21 DECEMBER
VILLAGE OF BALLINALEE ‘BURNED OUT BY FORCES OF THE CROWN’

Darrin Antrobus – CC BY-SA 2.0 – via Geograph.
[ 21 December 1920 ]
At about 3.30 am on 21 December 1920, what the British press referred to as ‘forces of the Crown’, entered and burned down the village of Ballinalee in County Longford, Ireland. It was a carefully planned collective punishment against the entire community in retaliation for an attack by Irish Republicans on the village’s police barracks earlier the same month in which a police constable had been killed. The invading party systematically destroyed the shops, houses, a farmhouse, stores and outbuildings and shot dead livestock in the surrounding fields. One of the few buildings which was spared was the schoolhouse which was commandeered and fortified by the British army.
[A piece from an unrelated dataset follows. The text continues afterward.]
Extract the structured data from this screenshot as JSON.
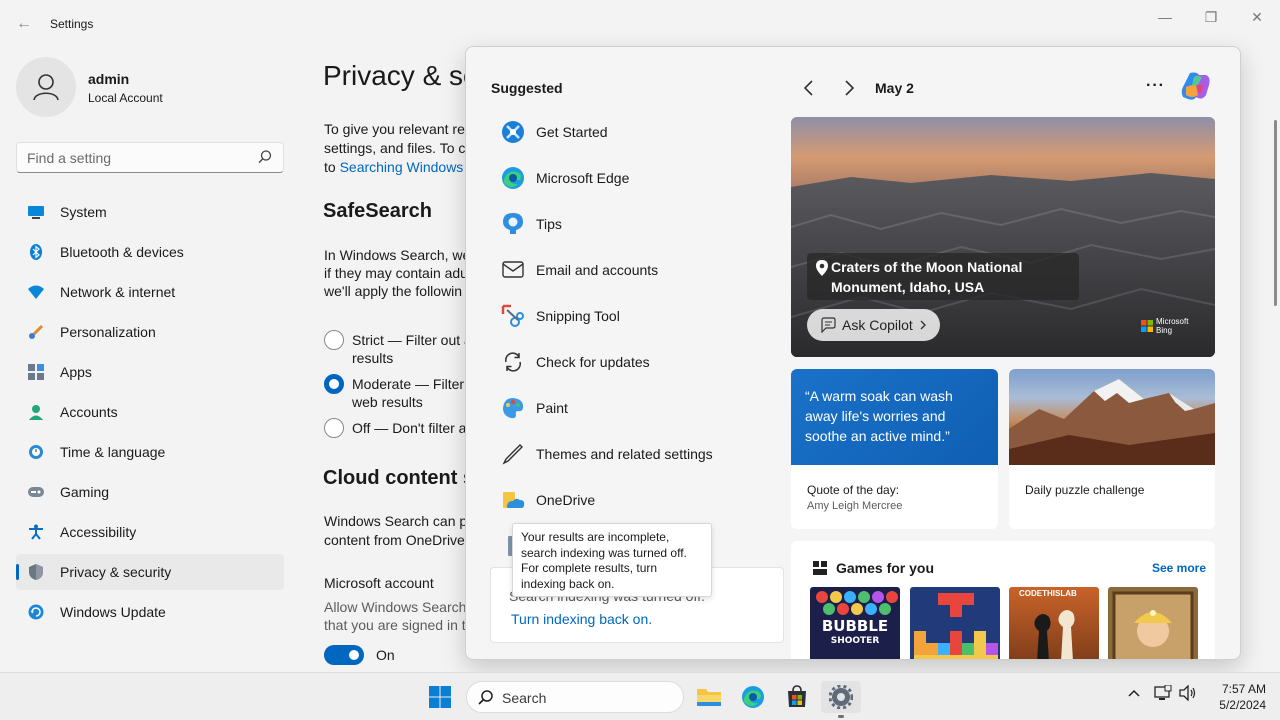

Most of the village’s inhabitants were reported to have fled ‘in terror’.1 Although British press coverage maintained that the annihilation of the village had been provoked by the IRA strike on the local police station on 13 December, British troops had already attempted in early November to burn Ballinalee, but had been successfully repulsed by a small number of IRA volunteers.
FOOTNOTES
- ‘Village Burned Out: Inhabitants Flee in Terror,’ ‘The Lincolnshire Echo, 21 December 1920, p. 3, ‘Village Burned Out,’ Nottingham Evening Post, 21 December 1920, p. 4 and ‘Ballinalee Village Set in Flames,’ The Aberdeen Daily Journal, 22 December 1920, p. 6.